Document binary WebSocket messages (Arrow IPC, Protobuf, MessagePack):

/// Binary data stream
#[derive(ToAsyncApiMessage)]
#[asyncapi(
    content_type = "application/octet-stream",
    triggers_binary,
    description = "Raw binary data payload",
)]
pub struct BinaryData;

DateTime Support (Chrono)

asyncapi-rust uses schemars 1.1 with full support for chrono datetime types:

use asyncapi_rust::{schemars::JsonSchema, ToAsyncApiMessage};
use chrono::{DateTime, NaiveDateTime, Utc};
use serde::{Deserialize, Serialize};

#[derive(Serialize, Deserialize, JsonSchema, ToAsyncApiMessage)]
#[serde(tag = "type")]
pub enum TimestampedMessage {
    /// Event with timestamp
    Event {
        timestamp: DateTime<Utc>,     // RFC3339 format
        created_at: NaiveDateTime,    // ISO8601 without timezone
        message: String,
    },
}

Cargo.toml configuration:

[dependencies]
asyncapi-rust = "0.3"
chrono = { version = "0.4", features = ["serde"] }
schemars = { version = "1.1", features = ["derive", "chrono04"] }

The chrono04 feature in schemars enables proper JSON schema generation for chrono datetime types. Without this feature, you would need to use #[schemars(skip)] and lose schema information for datetime fields.

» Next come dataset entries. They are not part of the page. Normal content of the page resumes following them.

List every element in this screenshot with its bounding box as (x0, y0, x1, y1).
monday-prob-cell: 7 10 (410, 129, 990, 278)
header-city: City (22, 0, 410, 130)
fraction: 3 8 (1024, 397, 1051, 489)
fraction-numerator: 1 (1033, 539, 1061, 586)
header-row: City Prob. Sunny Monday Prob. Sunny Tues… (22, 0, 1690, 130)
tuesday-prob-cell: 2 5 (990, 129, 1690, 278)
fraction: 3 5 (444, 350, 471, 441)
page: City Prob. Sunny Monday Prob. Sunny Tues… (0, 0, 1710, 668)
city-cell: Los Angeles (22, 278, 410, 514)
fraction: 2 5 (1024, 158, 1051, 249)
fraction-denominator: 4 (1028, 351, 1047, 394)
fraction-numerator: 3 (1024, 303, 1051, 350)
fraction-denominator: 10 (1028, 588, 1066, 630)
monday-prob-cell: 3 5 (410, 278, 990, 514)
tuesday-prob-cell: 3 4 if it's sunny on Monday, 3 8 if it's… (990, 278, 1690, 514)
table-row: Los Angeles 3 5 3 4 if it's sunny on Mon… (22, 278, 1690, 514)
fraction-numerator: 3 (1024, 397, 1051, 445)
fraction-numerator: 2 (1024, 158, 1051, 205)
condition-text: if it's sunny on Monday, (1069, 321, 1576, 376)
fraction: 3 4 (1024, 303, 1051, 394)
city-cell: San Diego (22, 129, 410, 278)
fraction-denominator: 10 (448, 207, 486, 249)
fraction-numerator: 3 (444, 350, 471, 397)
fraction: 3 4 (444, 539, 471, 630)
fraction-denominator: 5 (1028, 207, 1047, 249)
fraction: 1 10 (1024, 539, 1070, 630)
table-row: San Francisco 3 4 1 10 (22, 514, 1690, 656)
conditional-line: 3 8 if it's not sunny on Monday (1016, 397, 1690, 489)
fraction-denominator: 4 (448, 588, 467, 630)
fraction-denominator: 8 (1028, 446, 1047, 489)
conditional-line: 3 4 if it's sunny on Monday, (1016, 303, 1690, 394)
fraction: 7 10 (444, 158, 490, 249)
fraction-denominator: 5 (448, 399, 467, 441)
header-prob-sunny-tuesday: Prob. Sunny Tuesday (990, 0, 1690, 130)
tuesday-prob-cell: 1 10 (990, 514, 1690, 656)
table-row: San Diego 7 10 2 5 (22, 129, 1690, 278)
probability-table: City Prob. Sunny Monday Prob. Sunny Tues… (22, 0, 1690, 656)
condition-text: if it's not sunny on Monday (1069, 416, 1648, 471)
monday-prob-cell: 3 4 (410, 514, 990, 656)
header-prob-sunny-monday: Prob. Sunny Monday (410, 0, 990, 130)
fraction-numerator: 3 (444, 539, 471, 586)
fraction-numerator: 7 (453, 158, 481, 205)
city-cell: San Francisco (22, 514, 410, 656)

Generating Specification Files

Standalone Binary (Recommended)

Create a separate binary in your project to generate AsyncAPI specs:

// bin/generate-asyncapi.rs
use my_project::MyApi;
use asyncapi_rust::AsyncApi;

fn main() {
    let spec = MyApi::asyncapi_spec();
    let json = serde_json::to_string_pretty(&spec)
        .expect("Failed to serialize spec");

    std::fs::write("docs/asyncapi.json", json)
        .expect("Failed to write spec file");

    println!("βœ… Generated docs/asyncapi.json");
}

Run with:

cargo run --bin generate-asyncapi

Benefits:

  • Simple to implement and use
  • Works with any build system
  • Can commit generated spec to git for CI/CD
  • Easy to integrate into workflows

Including in Rustdoc

You can include the generated spec in your crate's documentation:

#[doc = include_str!("../docs/asyncapi.json")]
#[derive(AsyncApi)]
#[asyncapi(title = "My API", version = "1.0.0")]
struct MyApi;

This embeds the AsyncAPI specification directly in your rustdoc output, making it accessible alongside your Rust API documentation.

Workflow:

  1. Generate the spec file: cargo run --bin generate-asyncapi
  2. Build docs: cargo doc
  3. The AsyncAPI spec will be visible in the rustdoc for MyApi

Future: Cargo Plugin

A cargo-asyncapi plugin for automatic spec generation is planned for a future release. This would allow:

cargo asyncapi generate
cargo asyncapi serve  # Start AsyncAPI UI viewer

Documentation

Roadmap

  • Core macro implementation
  • actix-ws integration
  • axum integration
  • Binary message support
  • Embedded AsyncAPI UI
  • Additional framework support (tonic/gRPC, Rocket, Warp)
  • Cargo plugin (cargo-asyncapi) for automated spec generation
  • ~98% test coverage (measured by cargo-tarpaulin)

Contributing

Contributions are welcome! Please see CONTRIBUTING.md for guidelines.

License

Licensed under either of:

at your option.

Contribution

Unless you explicitly state otherwise, any contribution intentionally submitted for inclusion in the work by you, as defined in the Apache-2.0 license, shall be dual licensed as above, without any additional terms or conditions.

Statement on AI/LLM Usage

There has been a lot of discussion in the Rust community about usage of AI and LLMs. This project has been implemented with the assistance of Claude Code, but it is not vibe-coded. In a few years, using AI Tools will be common practice and these arguments will seem as quaint as those made decades ago against the use of IDEs. A human has designed this project and reviewed all code.